International career
- Years: Team / Apps / (Points)
- 1875–1877: England / 2 / (0)

= Charles Bryden =

English rugby union player

Charles Bryden (1852–1941) was a rugby union international who represented England from 1875 to 1877.

==Early life==
Charles Cowper Bryden was born on 16 June 1852 in Banbury, the second son of William Anderson Bryden, and Maria, daughter of William Cowper. His father, William Anderson Bryden, having been born in Manchester in 1818 had made his way to Australia as a young man and went into partnership with Robert Miller in Adelaide. By 1844 they had a drapery business called Miller & Bryden, a forerunner of J. Miller Anderson & Co. Miller and Bryden's partnership dissolved in June 1848, and soon after William returned to England. He married Maria Cowper in 1850 and soon after their eldest son, William, was born the family moved to Banbury and William Anderson became a brewer and spirit merchant. In 1861 the family moved to Clapham where Charles's eighth and ninth siblings were born. In 1878, when Charles was 27, the family moved to Surbiton, Surrey.

Charles attended Cheltenham College, leaving in 1869. At Cheltenham at the same time were his two brothers, William Radford Bryden (born 1851) the architect, and Henry Bryden (born 1854), also a future England rugby union international.
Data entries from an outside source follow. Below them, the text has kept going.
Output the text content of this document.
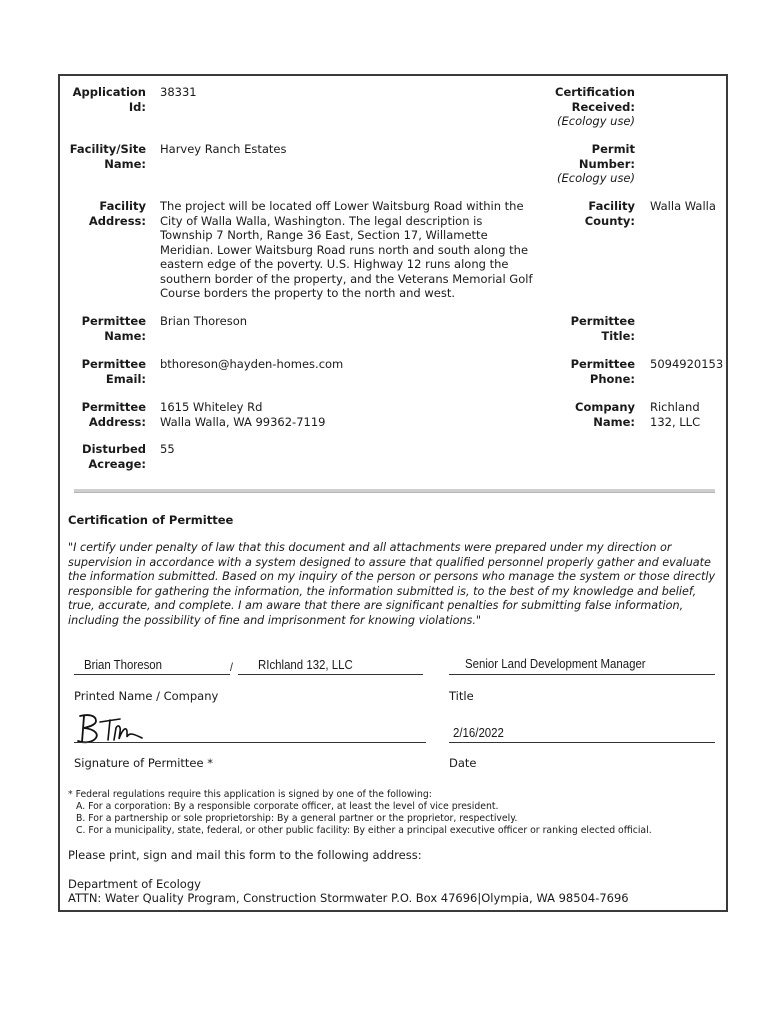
Application Id:
38331	Certification Received:
(Ecology use)
Facility/Site Name:
Harvey Ranch Estates	Permit Number:
(Ecology use)
Facility Address:
The project will be located off Lower Waitsburg Road within the City of Walla Walla, Washington. The legal description is Township 7 North, Range 36 East, Section 17, Willamette Meridian. Lower Waitsburg Road runs north and south along the eastern edge of the poverty. U.S. Highway 12 runs along the southern border of the property, and the Veterans Memorial Golf Course borders the property to the north and west.
Facility County:
Walla Walla
Permittee Name:
Brian Thoreson	Permittee Title:
Permittee Email:
bthoreson@hayden-homes.com	Permittee Phone:
5094920153
Permittee Address:
1615 Whiteley Rd
Walla Walla, WA 99362-7119
Company Name:
Richland 132, LLC
Disturbed Acreage:
55
Certification of Permittee
"I certify under penalty of law that this document and all attachments were prepared under my direction or supervision in accordance with a system designed to assure that qualified personnel properly gather and evaluate the information submitted. Based on my inquiry of the person or persons who manage the system or those directly responsible for gathering the information, the information submitted is, to the best of my knowledge and belief, true, accurate, and complete. I am aware that there are significant penalties for submitting false information, including the possibility of fine and imprisonment for knowing violations."
Brian Thoreson	/ RIchland 132, LLC
Printed Name / Company
Senior Land Development Manager
Title
Signature of Permittee *
2/16/2022
Date
* Federal regulations require this application is signed by one of the following:
A. For a corporation: By a responsible corporate officer, at least the level of vice president.
B. For a partnership or sole proprietorship: By a general partner or the proprietor, respectively.
C. For a municipality, state, federal, or other public facility: By either a principal executive officer or ranking elected official.
Please print, sign and mail this form to the following address:
Department of Ecology
ATTN: Water Quality Program, Construction Stormwater P.O. Box 47696|Olympia, WA 98504-7696
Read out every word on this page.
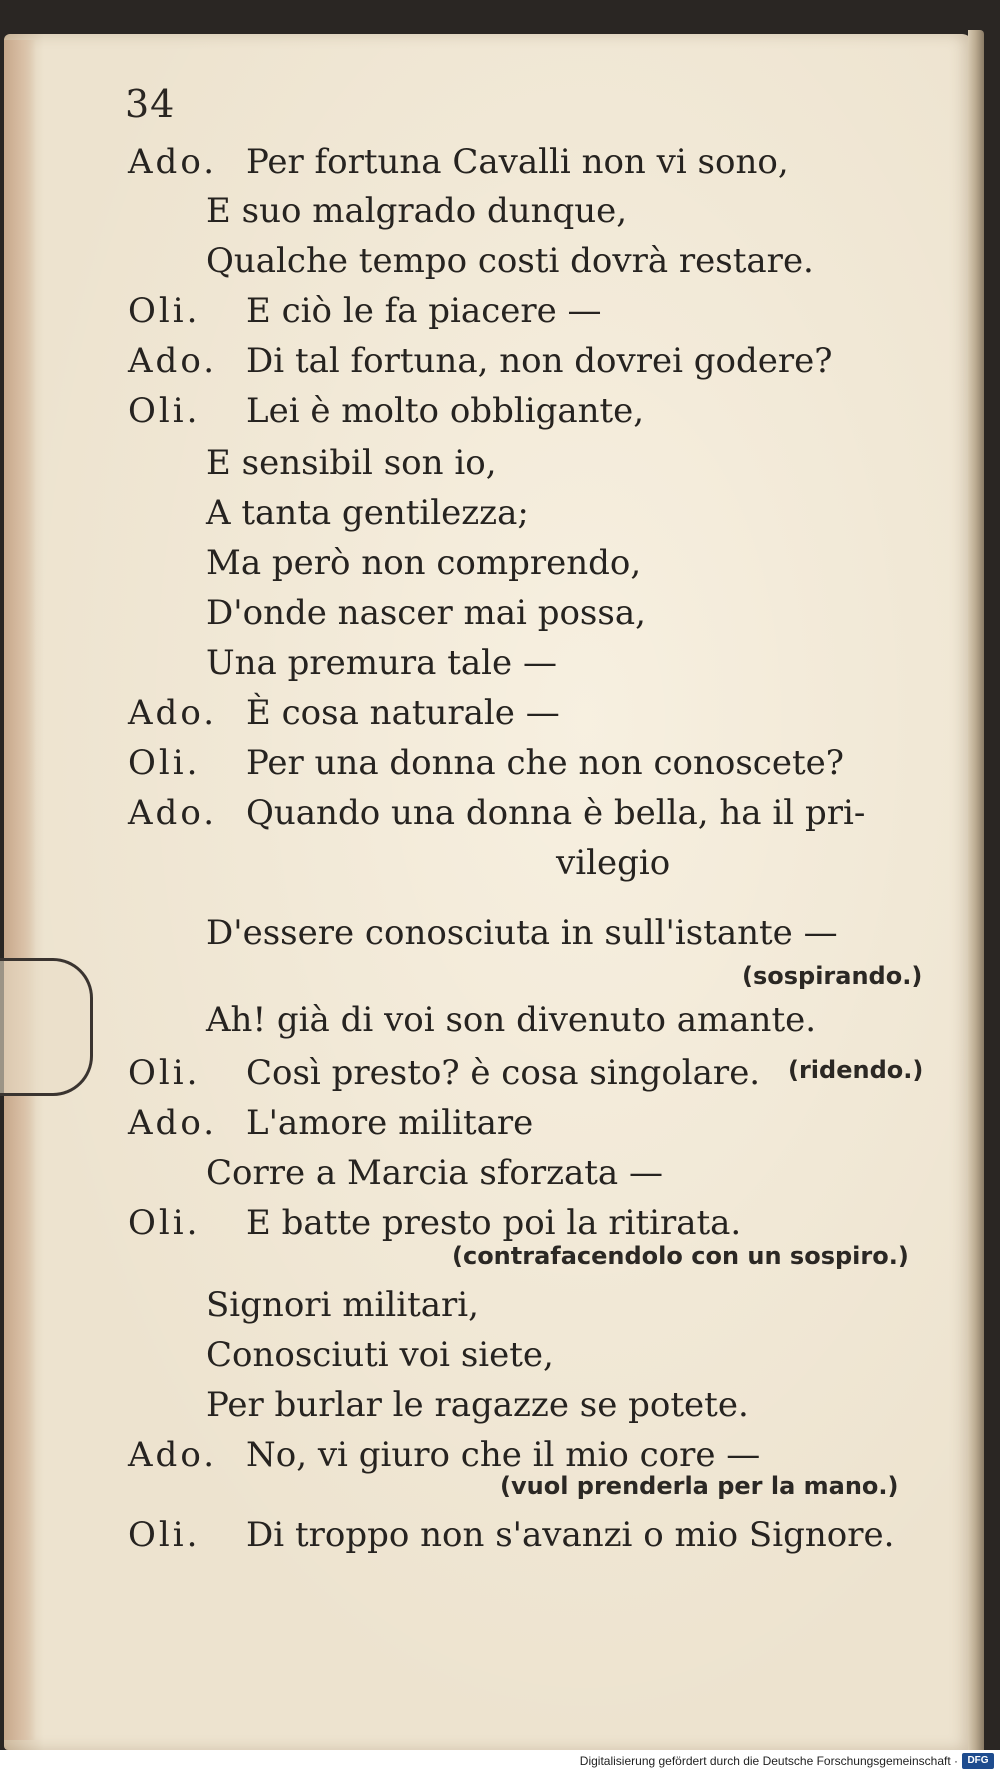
34
Ado. Per fortuna Cavalli non vi sono,
E suo malgrado dunque,
Qualche tempo costi dovrà restare.
Oli. E ciò le fa piacere —
Ado. Di tal fortuna, non dovrei godere?
Oli. Lei è molto obbligante,
E sensibil son io,
A tanta gentilezza;
Ma però non comprendo,
D'onde nascer mai possa,
Una premura tale —
Ado. È cosa naturale —
Oli. Per una donna che non conoscete?
Ado. Quando una donna è bella, ha il pri-
vilegio
D'essere conosciuta in sull'istante —
(sospirando.)
Ah! già di voi son divenuto amante.
Oli. Così presto? è cosa singolare. (ridendo.)
Ado. L'amore militare
Corre a Marcia sforzata —
Oli. E batte presto poi la ritirata.
(contrafacendolo con un sospiro.)
Signori militari,
Conosciuti voi siete,
Per burlar le ragazze se potete.
Ado. No, vi giuro che il mio core —
(vuol prenderla per la mano.)
Oli. Di troppo non s'avanzi o mio Signore.
Digitalisierung gefördert durch die Deutsche Forschungsgemeinschaft · DFG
As well as playing rugby football, Charles also represented his school at cricket.

==Rugby union career==
Bryden played his club rugby for the dual code side, Clapham Rovers, the two codes being rugby union and association football. He played both codes, playing association football as much as rugby. He was a key player for the club, scoring in their first match against Richmond in 21 October 1871. His younger brother, Henry, also played for Clapham and was called up to play for England on 23 February 1874 at The Oval against Scotland match. A year later, Charles was called up for his international debut on 13 December 1875 in Dublin for the Ireland vs England match, this also being Ireland's first home international. Charles later played in the Scotland v England match in Edinburgh in 1877, won by Scotland by a goal.

==Career and later life==
Charles became a broker, describing himself as a hide broker and later a colonial broker. He married Ethel Petley (1859 - 1919) in 1887 and they had four daughters (Ethel, Violet, Phyllis and Dora). He died on 20 February 1941 in Poole, Dorset.